Mas quem não vê que onde essa nova dimensão (que, alias, não é nova: todos os santos conheceram essa paixão da humanidade) não tem por fundamento e por caução um apego vivido ao próximo imediato e uma experiência de responsabilidade pessoal, ela não pode ser senão ilusão e engano? É muito bonito ser cidadão do mundo, mas é preciso começar por não ser apátrida.
Saint-Exupery refere-se a este dialogo entre um homem apegado à sua terra e um desenraizado:
"Você está partindo? - Sim. – Para onde? – Para Melbourne. – Como você estará longe! – Longe de onde?" Com efeito, não há distâncias para o desenraizado. Ele não está longe de nada. Mas, em contrapartida, ele não está ligado a nada: a palavra próximo não tem o menor sentido para ele.
Nessa ordem, o uso imoderado das facilidades de comunicação – quer se trate de deslocamento no espaço ou de informação – arrisca comprometer nossa capacidade de comunhão. O próximo se distância à medida que o longínquo se aproxima. E ainda não se aproxima senão em aparência: por palavras e por imagens.

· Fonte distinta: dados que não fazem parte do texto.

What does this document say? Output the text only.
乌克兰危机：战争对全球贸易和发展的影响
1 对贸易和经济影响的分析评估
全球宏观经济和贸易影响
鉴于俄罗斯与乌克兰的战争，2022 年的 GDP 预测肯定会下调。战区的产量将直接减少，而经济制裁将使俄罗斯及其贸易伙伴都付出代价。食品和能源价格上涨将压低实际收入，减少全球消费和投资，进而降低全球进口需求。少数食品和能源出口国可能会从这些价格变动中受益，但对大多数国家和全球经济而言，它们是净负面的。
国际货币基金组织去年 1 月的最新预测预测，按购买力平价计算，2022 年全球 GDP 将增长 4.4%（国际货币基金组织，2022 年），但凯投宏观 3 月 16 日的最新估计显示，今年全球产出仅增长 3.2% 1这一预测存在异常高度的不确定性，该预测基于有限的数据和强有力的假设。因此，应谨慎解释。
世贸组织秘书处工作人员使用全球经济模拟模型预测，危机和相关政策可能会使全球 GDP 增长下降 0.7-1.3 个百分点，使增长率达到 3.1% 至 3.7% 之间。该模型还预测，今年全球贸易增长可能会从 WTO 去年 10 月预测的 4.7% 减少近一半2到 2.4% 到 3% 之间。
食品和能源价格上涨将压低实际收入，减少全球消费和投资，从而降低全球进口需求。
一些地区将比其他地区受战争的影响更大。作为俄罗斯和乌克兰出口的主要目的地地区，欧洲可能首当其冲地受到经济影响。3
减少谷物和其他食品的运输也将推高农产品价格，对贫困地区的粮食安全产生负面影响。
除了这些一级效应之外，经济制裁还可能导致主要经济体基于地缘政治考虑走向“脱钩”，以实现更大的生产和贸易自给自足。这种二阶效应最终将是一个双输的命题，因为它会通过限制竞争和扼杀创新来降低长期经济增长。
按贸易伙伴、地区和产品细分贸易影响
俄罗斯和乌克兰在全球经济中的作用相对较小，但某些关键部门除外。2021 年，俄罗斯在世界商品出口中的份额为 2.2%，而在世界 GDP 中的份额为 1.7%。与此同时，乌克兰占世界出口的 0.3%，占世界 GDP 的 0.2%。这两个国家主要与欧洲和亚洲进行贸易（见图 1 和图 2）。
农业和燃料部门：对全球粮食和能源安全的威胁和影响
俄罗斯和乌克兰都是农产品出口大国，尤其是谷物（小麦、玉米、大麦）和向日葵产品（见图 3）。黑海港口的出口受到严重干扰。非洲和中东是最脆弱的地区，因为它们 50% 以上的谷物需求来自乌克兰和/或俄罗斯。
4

O que pensar, por exemplo, desse cidadão inconsciente e organizado (mecanizado caberia melhor) que se apaixona pela guerra do Vietnã e que ignora os problemas e talvez mesmo a existência de seu vizinho de andar – que ignora até o seu próprio problema, pois não se da conta de que não entende nada das questões acerca das quais é pedido que tome partido. E esse homem, arrancado de seu próximo e de si mesmo, vive em sonho a duas mil léguas.
Diante dessa ameaça – já em parte realizada – do formigueiro futuro, Teilhard afirma com um otimismo intrépido: "não há formigueiro se as formigas aprendem a se amar".
Mas como poderiam elas aprender a se amar se a própria construção do formigueiro implica na eliminação das condições de amor, na erosão do terreno social de que ele precisa germinar?
É aqui que se aplica a fundo a parábola da semente e do solo: o grão divino aborta sobre um solo humano muito empobrecido. Vitor Hugo, num clarão de lucidez profética, coloca estas palavras na boca de não sei que Demos informe, construtor da Cidade coletivista e igualitária: "eu sou tudo, o inimigo misterioso de Tudo".- O número, túmulo da unidade: é aí, com efeito, que desemboca a miragem coletivista. Uma cidade em que une seus habitantes enquanto cifras e não enquanto pessoas. Que faz a soma e não a síntese. E que, em última análise, se edifica sobre as ruínas do homem real.

Um organismo – se isso se pode dizer! – em que a prótese substituiu os membros: no limite, os ídolos absorvendo seus adoradores – UMA SOCIEDADE SEM HOMENS.



Fonte: Revista Hora Presente, São Paulo, set/out de 1968, n° 1, p. 127/128.